Les députés ont d’abord approuvé à l’unanimité (491 voix pour) un texte complémentaire étendant les soins palliatifs. Sur l’aide à mourir, ils ont écarté un libre choix entre suicide assisté (règle par auto-administrassions) et euthanasie (exception en cas d’incapacité physique), restaurant ainsi le “modèle français” prôné par le gouvernement.

Pour bénéficier de cette aide, le patient doit être majeur, atteint d’une affection grave et incurable en phase avancée ou terminale, souffrir d’une douleur physique ou psychologique réfractaire aux traitements, et être capable d’exprimer librement sa volonté. Une souffrance psychologique “seule” est explicitement exclue.

Le texte, soutenu par Emmanuel Macron, ira au Sénat début avril 2026, où une majorité conservatrice pourrait le retoquer, prolongeant un parcours parlementaire tortueux.

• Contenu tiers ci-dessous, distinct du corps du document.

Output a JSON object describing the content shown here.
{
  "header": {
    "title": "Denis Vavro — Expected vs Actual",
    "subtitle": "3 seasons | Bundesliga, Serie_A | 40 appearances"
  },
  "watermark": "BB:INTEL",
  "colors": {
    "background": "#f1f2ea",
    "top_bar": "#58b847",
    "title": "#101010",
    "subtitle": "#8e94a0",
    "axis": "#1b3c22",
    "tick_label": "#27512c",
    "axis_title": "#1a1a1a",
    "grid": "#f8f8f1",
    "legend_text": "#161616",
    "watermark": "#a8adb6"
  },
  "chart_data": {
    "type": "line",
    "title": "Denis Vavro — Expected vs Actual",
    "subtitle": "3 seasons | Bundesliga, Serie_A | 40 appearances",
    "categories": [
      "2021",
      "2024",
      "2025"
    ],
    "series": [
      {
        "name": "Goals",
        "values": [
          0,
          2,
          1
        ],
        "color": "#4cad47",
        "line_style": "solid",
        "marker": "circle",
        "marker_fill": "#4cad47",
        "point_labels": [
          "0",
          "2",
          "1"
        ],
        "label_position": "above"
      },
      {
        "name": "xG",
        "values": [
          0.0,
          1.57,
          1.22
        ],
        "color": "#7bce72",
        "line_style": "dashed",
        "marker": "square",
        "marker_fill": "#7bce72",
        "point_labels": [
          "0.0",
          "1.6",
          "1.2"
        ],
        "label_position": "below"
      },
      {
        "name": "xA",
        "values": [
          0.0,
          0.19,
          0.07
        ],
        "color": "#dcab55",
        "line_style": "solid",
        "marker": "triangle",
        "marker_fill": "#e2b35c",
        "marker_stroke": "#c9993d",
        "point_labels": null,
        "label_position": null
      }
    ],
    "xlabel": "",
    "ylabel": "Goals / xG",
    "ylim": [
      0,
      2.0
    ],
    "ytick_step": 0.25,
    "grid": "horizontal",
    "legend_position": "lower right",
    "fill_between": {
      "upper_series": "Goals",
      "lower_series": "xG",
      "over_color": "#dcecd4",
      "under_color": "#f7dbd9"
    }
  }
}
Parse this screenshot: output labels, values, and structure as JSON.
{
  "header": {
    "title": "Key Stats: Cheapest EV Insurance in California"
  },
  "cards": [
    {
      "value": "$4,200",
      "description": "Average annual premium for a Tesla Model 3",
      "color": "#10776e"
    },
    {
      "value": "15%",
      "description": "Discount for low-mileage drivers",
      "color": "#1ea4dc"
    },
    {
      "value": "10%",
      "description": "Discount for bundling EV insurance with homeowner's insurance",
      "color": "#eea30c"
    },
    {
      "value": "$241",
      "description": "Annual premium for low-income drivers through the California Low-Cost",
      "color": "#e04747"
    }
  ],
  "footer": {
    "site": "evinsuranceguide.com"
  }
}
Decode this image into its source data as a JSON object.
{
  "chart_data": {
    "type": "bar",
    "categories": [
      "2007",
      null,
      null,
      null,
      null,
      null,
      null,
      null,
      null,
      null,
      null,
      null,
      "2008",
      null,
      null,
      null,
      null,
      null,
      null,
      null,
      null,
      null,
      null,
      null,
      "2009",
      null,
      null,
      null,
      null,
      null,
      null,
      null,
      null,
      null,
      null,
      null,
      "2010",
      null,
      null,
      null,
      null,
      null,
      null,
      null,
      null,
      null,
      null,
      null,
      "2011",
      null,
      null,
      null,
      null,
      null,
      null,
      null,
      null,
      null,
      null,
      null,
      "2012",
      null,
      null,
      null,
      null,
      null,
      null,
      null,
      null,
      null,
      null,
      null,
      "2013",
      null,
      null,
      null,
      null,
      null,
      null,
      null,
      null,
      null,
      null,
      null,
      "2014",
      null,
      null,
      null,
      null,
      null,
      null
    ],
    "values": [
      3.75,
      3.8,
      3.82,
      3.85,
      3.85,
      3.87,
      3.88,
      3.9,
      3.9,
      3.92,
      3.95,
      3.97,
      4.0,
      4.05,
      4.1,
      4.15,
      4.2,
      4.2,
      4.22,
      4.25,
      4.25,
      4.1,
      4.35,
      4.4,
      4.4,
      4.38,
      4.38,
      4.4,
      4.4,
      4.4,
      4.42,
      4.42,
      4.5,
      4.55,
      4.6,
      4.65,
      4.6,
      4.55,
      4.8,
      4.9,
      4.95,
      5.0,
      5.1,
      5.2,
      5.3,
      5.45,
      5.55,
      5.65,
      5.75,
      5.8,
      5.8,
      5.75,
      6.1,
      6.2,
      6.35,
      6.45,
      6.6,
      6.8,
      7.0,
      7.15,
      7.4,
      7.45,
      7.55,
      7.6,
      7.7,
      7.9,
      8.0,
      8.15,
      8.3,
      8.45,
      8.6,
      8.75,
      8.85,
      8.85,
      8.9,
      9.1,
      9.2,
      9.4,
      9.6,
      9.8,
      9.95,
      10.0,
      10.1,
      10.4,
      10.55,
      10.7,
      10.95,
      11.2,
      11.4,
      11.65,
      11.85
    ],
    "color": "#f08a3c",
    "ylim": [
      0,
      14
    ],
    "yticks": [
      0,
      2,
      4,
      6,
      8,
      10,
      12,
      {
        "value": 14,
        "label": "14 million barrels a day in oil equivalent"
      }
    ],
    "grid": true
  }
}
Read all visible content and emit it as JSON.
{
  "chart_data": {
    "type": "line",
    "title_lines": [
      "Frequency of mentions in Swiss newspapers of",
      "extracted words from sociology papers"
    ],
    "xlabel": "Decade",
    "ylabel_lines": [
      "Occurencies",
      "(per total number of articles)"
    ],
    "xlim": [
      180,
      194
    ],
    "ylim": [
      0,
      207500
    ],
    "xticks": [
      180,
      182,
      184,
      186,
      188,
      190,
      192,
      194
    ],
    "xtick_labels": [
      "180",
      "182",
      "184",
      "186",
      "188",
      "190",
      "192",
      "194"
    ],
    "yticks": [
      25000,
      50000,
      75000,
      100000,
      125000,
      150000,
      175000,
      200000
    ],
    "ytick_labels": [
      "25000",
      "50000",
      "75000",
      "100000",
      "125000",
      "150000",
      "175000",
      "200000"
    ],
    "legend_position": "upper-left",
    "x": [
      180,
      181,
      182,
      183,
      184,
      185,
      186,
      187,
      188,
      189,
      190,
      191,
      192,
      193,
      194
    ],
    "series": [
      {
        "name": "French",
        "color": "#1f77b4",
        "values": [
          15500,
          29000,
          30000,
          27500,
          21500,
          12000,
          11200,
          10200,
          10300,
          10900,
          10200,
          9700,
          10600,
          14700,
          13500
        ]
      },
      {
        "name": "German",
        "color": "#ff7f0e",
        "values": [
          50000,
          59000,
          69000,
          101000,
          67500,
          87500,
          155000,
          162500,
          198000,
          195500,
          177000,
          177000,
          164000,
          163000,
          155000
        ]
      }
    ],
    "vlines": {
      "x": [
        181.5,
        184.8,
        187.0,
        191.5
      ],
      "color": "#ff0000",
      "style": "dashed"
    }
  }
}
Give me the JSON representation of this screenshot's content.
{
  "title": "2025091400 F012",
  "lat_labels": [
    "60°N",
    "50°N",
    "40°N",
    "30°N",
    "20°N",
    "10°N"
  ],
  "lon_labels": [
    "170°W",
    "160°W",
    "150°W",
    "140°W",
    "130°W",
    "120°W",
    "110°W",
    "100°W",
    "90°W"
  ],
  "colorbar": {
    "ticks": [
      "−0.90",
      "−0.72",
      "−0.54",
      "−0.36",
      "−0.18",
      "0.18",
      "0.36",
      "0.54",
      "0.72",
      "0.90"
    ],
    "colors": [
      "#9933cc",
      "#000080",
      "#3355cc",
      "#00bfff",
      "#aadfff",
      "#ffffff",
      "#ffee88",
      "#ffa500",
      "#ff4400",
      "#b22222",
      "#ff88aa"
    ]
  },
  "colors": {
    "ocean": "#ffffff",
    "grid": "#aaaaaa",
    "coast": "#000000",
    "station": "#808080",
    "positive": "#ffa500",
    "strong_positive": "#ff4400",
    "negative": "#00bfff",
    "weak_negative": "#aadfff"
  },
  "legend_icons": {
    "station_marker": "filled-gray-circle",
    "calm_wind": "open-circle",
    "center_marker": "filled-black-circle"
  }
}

Une adoption définitive est espérée avant l’été pour une application au 1er janvier 2027.

Les conditions précises pour accéder à l’aide à mourir, telles qu’adoptées par l’Assemblée nationale en seconde lecture le 25 février 2026, sont au nombre de cinq et doivent toutes être remplies cumulativement.

Les 5 critères cumulatifs

• Âge : Être majeur, c’est-à-dire âgé d’au moins 18 ans.

• Nationalité ou résidence : Être de nationalité française ou résider de façon stable et régulière en France.

• Pathologie : Être atteint d’une affection grave et incurable, quelle qu’en soit la cause, qui engage le pronostic vital, en phase avancée (processus irréversible aggravant l’état de santé et affectant la qualité de vie) ou terminale.

• Souffrance : Présenter une souffrance physique ou psychologique liée à cette affection, soit réfractaire aux traitements, soit insupportable selon la personne (en cas de refus ou d’arrêt de traitement) ; une souffrance psychologique seule est explicitement exclue.

• Consentement : Être apte à manifester sa volonté de façon libre et éclairée, par écrit ou tout autre moyen adapté.

La demande doit être formulée auprès d’un médecin en activité, non lié par des liens familiaux ou personnels au patient. Ces critères visent à restreindre l’accès pour éviter les dérives, dans un “modèle Français” restrictif.